Hak angket, kata Jimly, digunakan untuk membuka penyelidikan. Misalnya, nanti DPR akan memanggil pemerintah untuk menjelaskan hal yang jadi tanggungjawab mereka dalam pelaksanaan pemilu.
"Pertama, pemerintah bertanggung jawab untuk menerbitkan bersama-sama dengan DPR Undang-Undang. Kedua, memastikan anggaran melalui Undang-Undang APBN juga. Nah, yang ketiga, pemerintah terutama sepanjang struktur organisasi KPU, Bawaslu DKPP, pemerintah juga mengeluarkan Perpres dan sebagainya," imbuh dia.
Namun untuk hal-hal yang di luar tanggungjawab pemerintah terhadap penyelenggaraan pemilu, Jimly menegaskan bahwa pemerintah tidak bisa mengambil tanggungjawab KPU.

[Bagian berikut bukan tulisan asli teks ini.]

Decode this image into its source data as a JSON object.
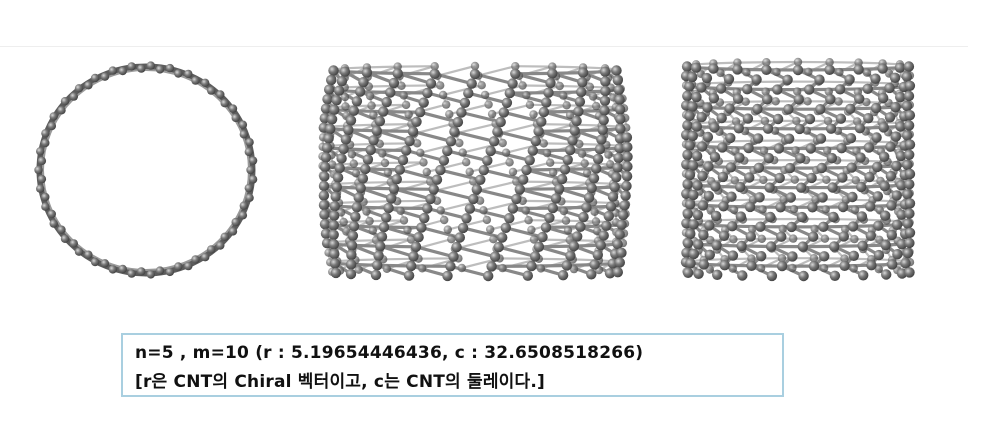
{
  "figure": {
    "views": [
      {
        "id": "end",
        "name": "end-view"
      },
      {
        "id": "side",
        "name": "side-view"
      },
      {
        "id": "side2",
        "name": "rotated-side-view"
      }
    ],
    "colors": {
      "atom": "#6e6e6e",
      "bond": "#888888",
      "highlight": "#cfcfcf"
    }
  },
  "caption": {
    "line1": "n=5 , m=10 (r  : 5.19654446436, c : 32.6508518266)",
    "line2": "[r은 CNT의 Chiral 벡터이고, c는 CNT의 둘레이다.]"
  }
}
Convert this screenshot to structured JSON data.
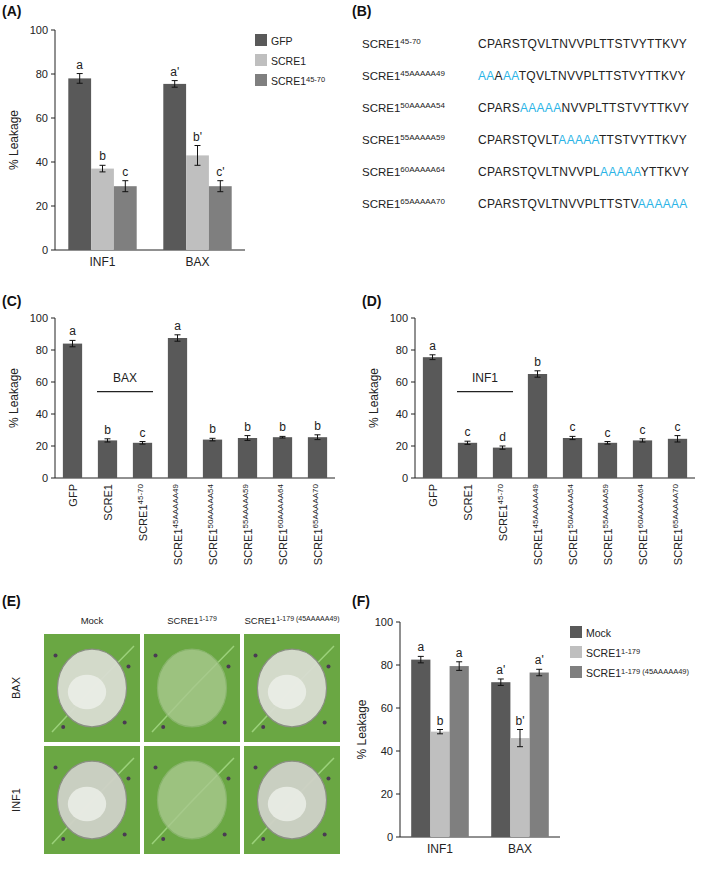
{
  "panel_labels": [
    "(A)",
    "(B)",
    "(C)",
    "(D)",
    "(E)",
    "(F)"
  ],
  "chart_data": [
    {
      "type": "bar",
      "ylabel": "% Leakage",
      "categories": [
        "INF1",
        "BAX"
      ],
      "ylim": [
        0,
        100
      ],
      "yticks": [
        0,
        20,
        40,
        60,
        80,
        100
      ],
      "legend": "right",
      "series": [
        {
          "name": "GFP",
          "color": "#595959",
          "values": [
            78,
            75.5
          ],
          "errors": [
            2.2,
            1.5
          ],
          "letters": [
            "a",
            "a'"
          ]
        },
        {
          "name": "SCRE1",
          "color": "#bfbfbf",
          "values": [
            37,
            43
          ],
          "errors": [
            1.5,
            4.5
          ],
          "letters": [
            "b",
            "b'"
          ]
        },
        {
          "name": "SCRE1 45-70",
          "color": "#7f7f7f",
          "values": [
            29,
            29
          ],
          "errors": [
            2.5,
            2.5
          ],
          "letters": [
            "c",
            "c'"
          ]
        }
      ]
    },
    {
      "type": "bar",
      "ylabel": "% Leakage",
      "annotation": "BAX",
      "annotation_span": [
        "SCRE1",
        "SCRE1 45-70"
      ],
      "categories": [
        "GFP",
        "SCRE1",
        "SCRE1 45-70",
        "SCRE1 45AAAAA49",
        "SCRE1 50AAAAA54",
        "SCRE1 55AAAAA59",
        "SCRE1 60AAAAA64",
        "SCRE1 65AAAAA70"
      ],
      "values": [
        84,
        23.5,
        22,
        87.5,
        24,
        25,
        25.5,
        25.5
      ],
      "errors": [
        2,
        1,
        0.8,
        2,
        0.8,
        1.5,
        0.5,
        1.5
      ],
      "letters": [
        "a",
        "b",
        "c",
        "a",
        "b",
        "b",
        "b",
        "b"
      ],
      "color": "#595959",
      "ylim": [
        0,
        100
      ],
      "yticks": [
        0,
        20,
        40,
        60,
        80,
        100
      ]
    },
    {
      "type": "bar",
      "ylabel": "% Leakage",
      "annotation": "INF1",
      "annotation_span": [
        "SCRE1",
        "SCRE1 45-70"
      ],
      "categories": [
        "GFP",
        "SCRE1",
        "SCRE1 45-70",
        "SCRE1 45AAAAA49",
        "SCRE1 50AAAAA54",
        "SCRE1 55AAAAA59",
        "SCRE1 60AAAAA64",
        "SCRE1 65AAAAA70"
      ],
      "values": [
        75.5,
        22,
        19,
        65,
        25,
        22,
        23.5,
        24.5
      ],
      "errors": [
        1.5,
        1,
        1,
        2,
        1,
        0.8,
        1,
        2
      ],
      "letters": [
        "a",
        "c",
        "d",
        "b",
        "c",
        "c",
        "c",
        "c"
      ],
      "color": "#595959",
      "ylim": [
        0,
        100
      ],
      "yticks": [
        0,
        20,
        40,
        60,
        80,
        100
      ]
    },
    {
      "type": "bar",
      "ylabel": "% Leakage",
      "categories": [
        "INF1",
        "BAX"
      ],
      "ylim": [
        0,
        100
      ],
      "yticks": [
        0,
        20,
        40,
        60,
        80,
        100
      ],
      "legend": "right",
      "series": [
        {
          "name": "Mock",
          "color": "#595959",
          "values": [
            82.5,
            72
          ],
          "errors": [
            1.5,
            1.5
          ],
          "letters": [
            "a",
            "a'"
          ]
        },
        {
          "name": "SCRE1 1-179",
          "color": "#bfbfbf",
          "values": [
            49,
            46
          ],
          "errors": [
            1,
            4
          ],
          "letters": [
            "b",
            "b'"
          ]
        },
        {
          "name": "SCRE1 1-179 (45AAAAA49)",
          "color": "#7f7f7f",
          "values": [
            79.5,
            76.5
          ],
          "errors": [
            2,
            1.5
          ],
          "letters": [
            "a",
            "a'"
          ]
        }
      ]
    }
  ],
  "sequences": [
    {
      "name": "SCRE1 45-70",
      "segments": [
        {
          "text": "CPARSTQVLTNVVPLTTSTVYTTKVY",
          "mutated": false
        }
      ]
    },
    {
      "name": "SCRE1 45AAAAA49",
      "segments": [
        {
          "text": "AA",
          "mutated": true
        },
        {
          "text": "A",
          "mutated": false
        },
        {
          "text": "AA",
          "mutated": true
        },
        {
          "text": "TQVLTNVVPLTTSTVYTTKVY",
          "mutated": false
        }
      ]
    },
    {
      "name": "SCRE1 50AAAAA54",
      "segments": [
        {
          "text": "CPARS",
          "mutated": false
        },
        {
          "text": "AAAAA",
          "mutated": true
        },
        {
          "text": "NVVPLTTSTVYTTKVY",
          "mutated": false
        }
      ]
    },
    {
      "name": "SCRE1 55AAAAA59",
      "segments": [
        {
          "text": "CPARSTQVLT",
          "mutated": false
        },
        {
          "text": "AAAAA",
          "mutated": true
        },
        {
          "text": "TTSTVYTTKVY",
          "mutated": false
        }
      ]
    },
    {
      "name": "SCRE1 60AAAAA64",
      "segments": [
        {
          "text": "CPARSTQVLTNVVPL",
          "mutated": false
        },
        {
          "text": "AAAAA",
          "mutated": true
        },
        {
          "text": "YTTKVY",
          "mutated": false
        }
      ]
    },
    {
      "name": "SCRE1 65AAAAA70",
      "segments": [
        {
          "text": "CPARSTQVLTNVVPLTTSTV",
          "mutated": false
        },
        {
          "text": "AAAAAA",
          "mutated": true
        }
      ]
    }
  ],
  "leaf_panel": {
    "columns": [
      "Mock",
      "SCRE1 1-179",
      "SCRE1 1-179 (45AAAAA49)"
    ],
    "rows": [
      "BAX",
      "INF1"
    ]
  }
}
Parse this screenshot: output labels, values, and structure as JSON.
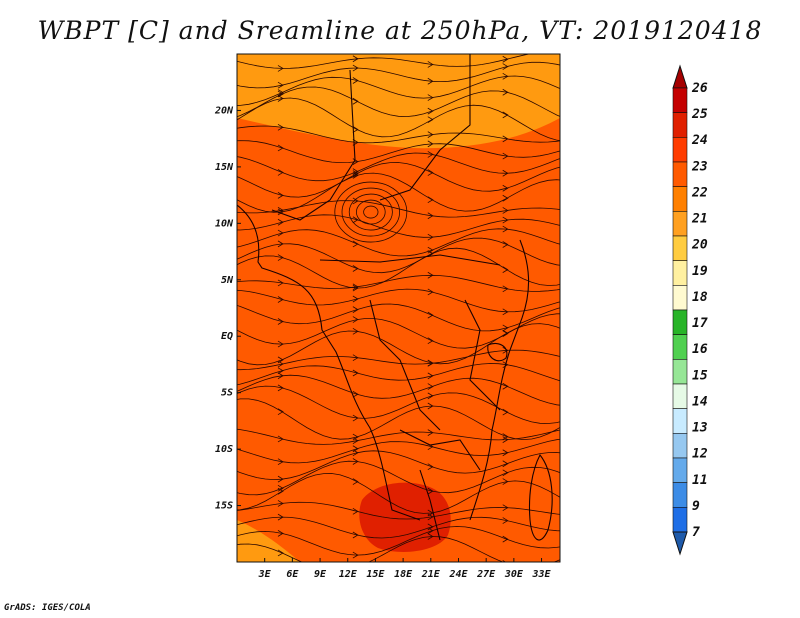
{
  "title": "WBPT [C] and Sreamline at 250hPa, VT: 2019120418",
  "credit": "GrADS: IGES/COLA",
  "map": {
    "field": "wet-bulb potential temperature",
    "background_color": "#ff5a00",
    "warm_core_color": "#e02000",
    "cooler_band_color": "#ff9a10",
    "lon_range": [
      0,
      35
    ],
    "lat_range": [
      -20,
      25
    ],
    "x_ticks": [
      "3E",
      "6E",
      "9E",
      "12E",
      "15E",
      "18E",
      "21E",
      "24E",
      "27E",
      "30E",
      "33E"
    ],
    "y_ticks": [
      "20N",
      "15N",
      "10N",
      "5N",
      "EQ",
      "5S",
      "10S",
      "15S"
    ]
  },
  "colorbar": {
    "labels": [
      "26",
      "25",
      "24",
      "23",
      "22",
      "21",
      "20",
      "19",
      "18",
      "17",
      "16",
      "15",
      "14",
      "13",
      "12",
      "11",
      "9",
      "7"
    ],
    "colors": [
      "#a50000",
      "#c40000",
      "#e02000",
      "#ff3c00",
      "#ff5a00",
      "#ff8000",
      "#ffa020",
      "#ffcc40",
      "#fff0a0",
      "#fffad0",
      "#28b428",
      "#50d050",
      "#96e696",
      "#e6fae6",
      "#c8ebff",
      "#96c8f0",
      "#64aaeb",
      "#3c8ce6",
      "#1e6ee6",
      "#1e5aaa"
    ]
  }
}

"Jadi, tidak bisa tanggung jawab KPU itu diambil alih oleh presiden, presiden enggak boleh, enggak bisa mendiktekan keputusan KPU seperti ini, enggak bisa, itu bukan ranah kewenangannya presiden. Jadi kalau nanti pemerintah dipanggil, ya, sepanjang yang menyangkut kewenangan dia aja yang dijawabnya, begitu juga KPU," tandasnya.